Que signifie cette mise au pas d’un Etat qui aliène l’ensemble des libertés, réduit la liberté de penser, ment effrontément sur les politiques publiques et méprise au plus haut point les personnes racisées et précarisées au point que les responsables de violences policières sont, dans la grande majorité des cas, lavés de toute responsabilité. Rien n’a changé depuis que ce pays était un pays esclavagiste et colonisateur : on récompense les criminels, il reste aux victimes de prouver qu’elles sont dignes de réparations.
Cette succession de lois et décrets visant une partie de la population française confirme que la République n’en a toujours pas terminé avec la colonialité du pouvoir dictant et édictant des principes en contradiction avec ce que devrait être une République démocratique.
Chaque nouvelle loi participe, à son échelle, à l’extension d’un régime faisant chaque jour un peu plus des musulmans un corps d’exception au sein de la société française, soumis à toutes les formes de racisme institutionnel, d’arbitraire et de violences au nom d’une lutte civilisationnelle qui n’ose avouer sa raison d’être: le maintien de la suprématie blanche sur les populations issues de l’immigration post-coloniale, considérées à la fois comme subalternes comme une menace et surtout traitées comme telles. Dès lors, rien d’étonnant à ce que le Conseil constitutionnel considère que le port de l’abaya relève d’« une manifestation ostensible d’appartenance religieuse » confortant la loi de 2004. Rien d’étonnant non plus à ce que cette institution véhicule les impensés racistes d’un Etat colonial refusant de regarder et d’assumer son passé esclavagiste, colonial et prédateur.

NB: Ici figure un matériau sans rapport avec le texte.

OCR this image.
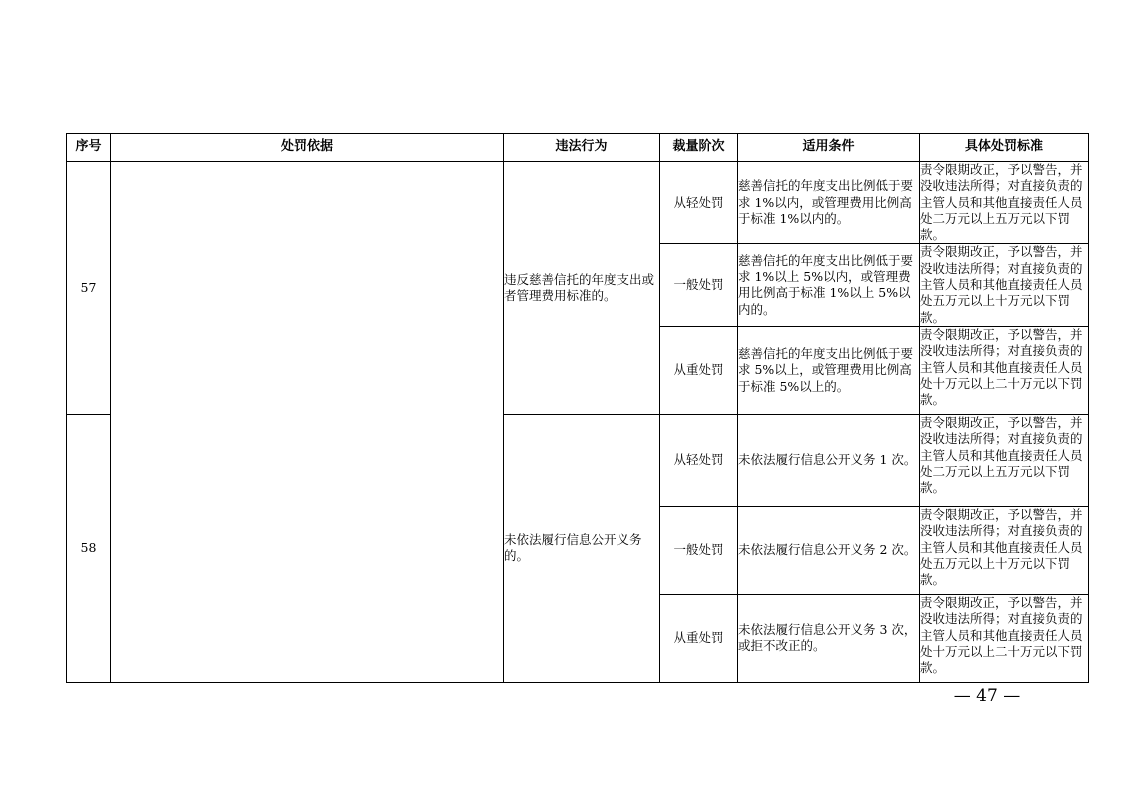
序号	处罚依据	违法行为	裁量阶次	适用条件	具体处罚标准
57		违反慈善信托的年度支出或者管理费用标准的。	从轻处罚	慈善信托的年度支出比例低于要求 1%以内，或管理费用比例高于标准 1%以内的。	责令限期改正，予以警告，并没收违法所得；对直接负责的主管人员和其他直接责任人员处二万元以上五万元以下罚款。
			一般处罚	慈善信托的年度支出比例低于要求 1%以上 5%以内，或管理费用比例高于标准 1%以上 5%以内的。	责令限期改正，予以警告，并没收违法所得；对直接负责的主管人员和其他直接责任人员处五万元以上十万元以下罚款。
			从重处罚	慈善信托的年度支出比例低于要求 5%以上，或管理费用比例高于标准 5%以上的。	责令限期改正，予以警告，并没收违法所得；对直接负责的主管人员和其他直接责任人员处十万元以上二十万元以下罚款。
58		未依法履行信息公开义务的。	从轻处罚	未依法履行信息公开义务 1 次。	责令限期改正，予以警告，并没收违法所得；对直接负责的主管人员和其他直接责任人员处二万元以上五万元以下罚款。
			一般处罚	未依法履行信息公开义务 2 次。	责令限期改正，予以警告，并没收违法所得；对直接负责的主管人员和其他直接责任人员处五万元以上十万元以下罚款。
			从重处罚	未依法履行信息公开义务 3 次，或拒不改正的。	责令限期改正，予以警告，并没收违法所得；对直接负责的主管人员和其他直接责任人员处十万元以上二十万元以下罚款。
— 47 —
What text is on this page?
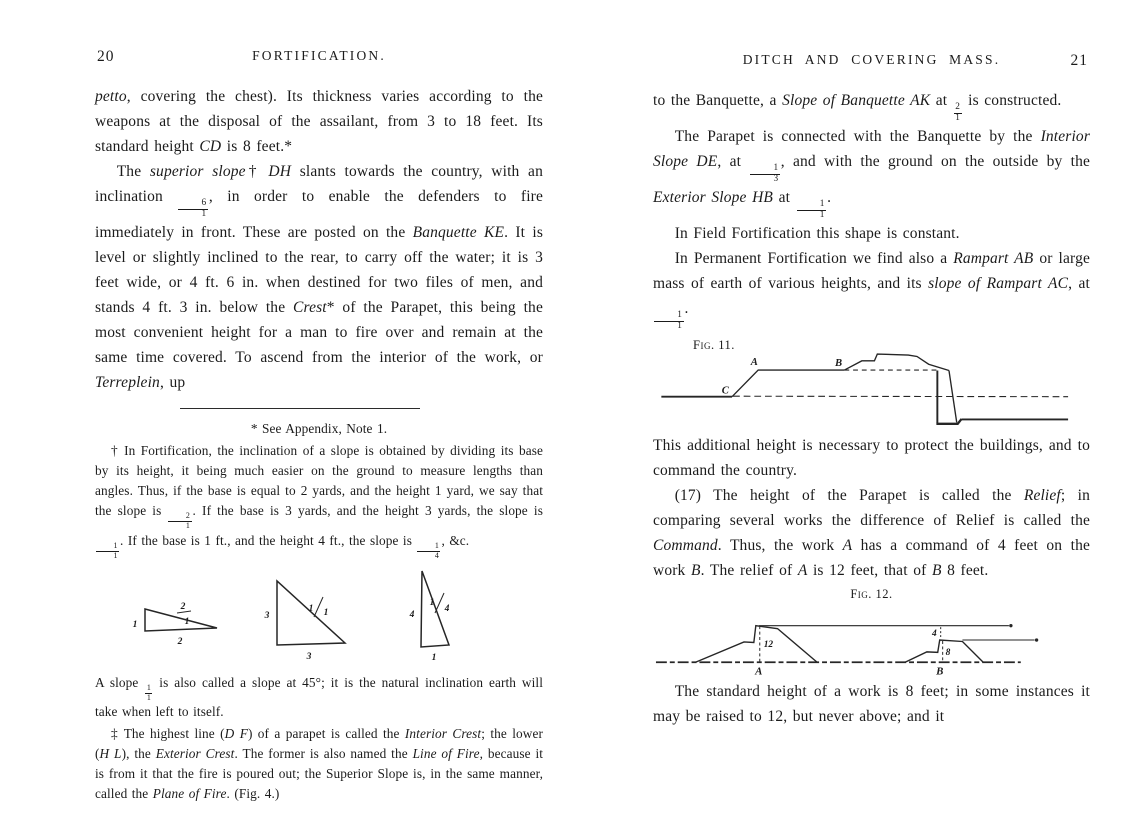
20	FORTIFICATION.

petto, covering the chest). Its thickness varies according to the weapons at the disposal of the assailant, from 3 to 18 feet. Its standard height CD is 8 feet.*

The superior slope† DH slants towards the country, with an inclination
$\frac{6}{1}$
, in order to enable the defenders to fire immediately in front. These are posted on the Banquette KE. It is level or slightly inclined to the rear, to carry off the water; it is 3 feet wide, or 4 ft. 6 in. when destined for two files of men, and stands 4 ft. 3 in. below the Crest* of the Parapet, this being the most convenient height for a man to fire over and remain at the same time covered. To ascend from the interior of the work, or Terreplein, up

* See Appendix, Note 1.

† In Fortification, the inclination of a slope is obtained by dividing its base by its height, it being much easier on the ground to measure lengths than angles. Thus, if the base is equal to 2 yards, and the height 1 yard, we say that the slope is
$\frac{2}{1}$
. If the base is 3 yards, and the height 3 yards, the slope is
$\frac{1}{1}$
. If the base is 1 ft., and the height 4 ft., the slope is
$\frac{1}{4}$
, &c.

1
2
2
1
3
3
1 1	4
1
1
4

A slope
$\frac{1}{1}$
is also called a slope at 45°; it is the natural inclination earth will take when left to itself.

‡ The highest line (D F) of a parapet is called the Interior Crest; the lower (H L), the Exterior Crest. The former is also named the Line of Fire, because it is from it that the fire is poured out; the Superior Slope is, in the same manner, called the Plane of Fire. (Fig. 4.)

21
DITCH AND COVERING MASS.

to the Banquette, a Slope of Banquette AK at
$\frac{2}{1}$
is constructed.

The Parapet is connected with the Banquette by the Interior Slope DE, at
$\frac{1}{3}$
, and with the ground on the outside by the Exterior Slope HB at
$\frac{1}{1}$
.

In Field Fortification this shape is constant.

In Permanent Fortification we find also a Rampart AB or large mass of earth of various heights, and its slope of Rampart AC, at
$\frac{1}{1}$
.

Fig. 11.
C
A	B

This additional height is necessary to protect the buildings, and to command the country.

(17) The height of the Parapet is called the Relief; in comparing several works the difference of Relief is called the Command. Thus, the work A has a command of 4 feet on the work B. The relief of A is 12 feet, that of B 8 feet.

Fig. 12.
12
A
4
8
B

The standard height of a work is 8 feet; in some instances it may be raised to 12, but never above; and it
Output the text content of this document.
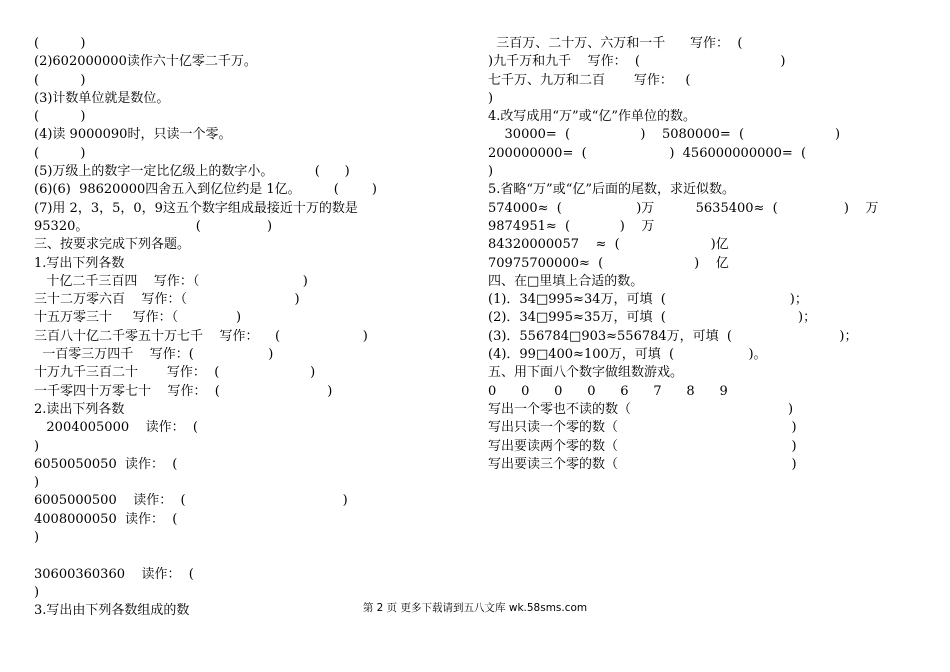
(          )
(2)602000000读作六十亿零二千万。
(          )
(3)计数单位就是数位。
(          )
(4)读 9000090时，只读一个零。
(          )
(5)万级上的数字一定比亿级上的数字小。          (      )
(6)(6)  98620000四舍五入到亿位约是 1亿。        (        )
(7)用 2，3，5，0，9这五个数字组成最接近十万的数是
95320。                          (                )
三、按要求完成下列各题。
1.写出下列各数
十亿二千三百四    写作：（                         )
三十二万零六百    写作：（                          )
十五万零三十     写作：（              )
三百八十亿二千零五十万七千    写作：    (                    )
一百零三万四千    写作：(                  )
十万九千三百二十       写作：  (                      )
一千零四十万零七十    写作：  (                          )
2.读出下列各数
2004005000    读作：  (
)
6050050050  读作：  (
)
6005000500    读作：  (                                      )
4008000050  读作：  (
)
30600360360    读作：  (
)
3.写出由下列各数组成的数
三百万、二十万、六万和一千      写作：  (
)九千万和九千    写作：  (                                  )
七千万、九万和二百       写作：   (
)
4.改写成用“万”或“亿”作单位的数。
30000=  (                 )    5080000=  (                      )
200000000=  (                    )  456000000000=  (
)
5.省略“万”或“亿”后面的尾数，求近似数。
574000≈  (                  )万          5635400≈  (                )    万
9874951≈  (            )    万
84320000057    ≈  (                      )亿
70975700000≈  (                      )    亿
四、在□里填上合适的数。
(1)．34□995≈34万，可填  (                              )；
(2)．34□995≈35万，可填  (                                )；
(3)．556784□903≈556784万，可填  (                          )；
(4)．99□400≈100万，可填  (                  )。
五、用下面八个数字做组数游戏。
0      0      0      0      6      7      8      9
写出一个零也不读的数（                                      )
写出只读一个零的数（                                          )
写出要读两个零的数（                                          )
写出要读三个零的数（                                          )
第 2 页 更多下载请到五八文库 wk.58sms.com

La Fondation Frantz Fanon dénonce ces mesures d’exception touchant les personnes de religion musulmane, dénonce une fois encore le racisme institutionnel et structurel continuant à hiérarchiser la population française, dénonce la façon dont la République traite les enfants de tous ceux qui se sont battus pour la France et l’ont reconstruite et aujourd’hui la repeuple.
Elle s’insurge contre la façon dont le pouvoir utilise la colonialité de la connaissance pour produire des rapports de domination dont les paradigmes sont les mêmes que ceux utilisés lors des guerres coloniales. Dès lors elle soutiendra toutes initiatives visant à obtenir la suspension de ces mesures racistes, et précisément islamophobes, attentatoires aux libertés fondamentales de la jeunesse musulmane, noire et arabe, et exprime tout son soutien aux familles.